Although he often appears intimidating to other characters, Julian is actually very compassionate to those he cares about and prefers to avoid confrontations, though he will not hesitate to fight back when things turn violent. As the series progresses, Julian's character becomes more manipulative in order to achieve his profitable schemes, sometimes resulting in his malicious behavior directly affecting Bubbles or Ricky and creating conflict.

Julian has a muscular build and always wears a tight black T-shirt, blue or black jeans, and motorcycle boots, along with greasy black hair, akin to a greaser. As a running joke, he almost always has a glass of rum and Coke in hand, regardless of the situation, including a scene in Season 2's seventh episode in which he emerges from a crashed – and rolled – vehicle with his drink still in hand, and in the film Trailer Park Boys: Countdown to Liquor Day, where he continues carrying it even when impersonating a security guard for an armoured car.
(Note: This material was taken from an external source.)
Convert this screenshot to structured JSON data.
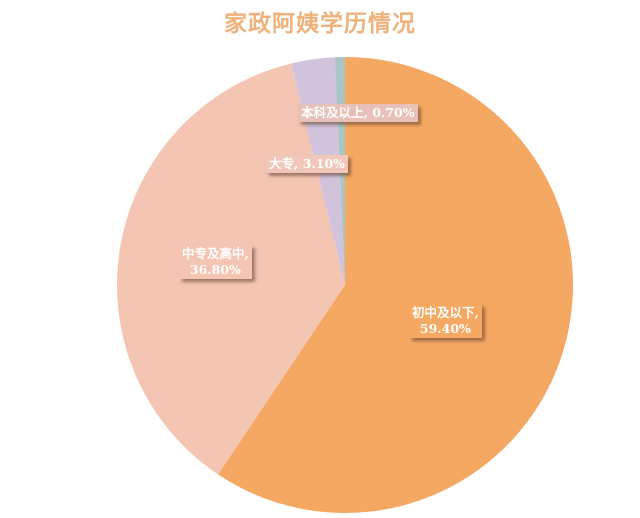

He is the only one of the Boys with a proper home, his late grandmother's trailer. Julian reputedly has a lifelong obsession with actor Patrick Swayze and due to an embarrassing childhood incident, he becomes greatly offended when referred to as Patrick Swayze.

==Reception and legacy==
John Paul Tremblay has received positive reviews for his portrayal. Screen Rant described Julian by saying: "He's rough and tough and acts as protector of the trailer park where he lives. This is Julian, one of the main protagonists of Trailer Park Boys. The well-loved character is played by John Paul Tremblay, and he is best known for his close friendships with Bubbles and Ricky."

In 2005, John Paul Tremblay in character as Julian, along with Mike Smith and Robb Wells as Bubbles and Ricky, threw out the first pitch at the home opener of the 2005 Toronto Blue Jays season at the Rogers Centre.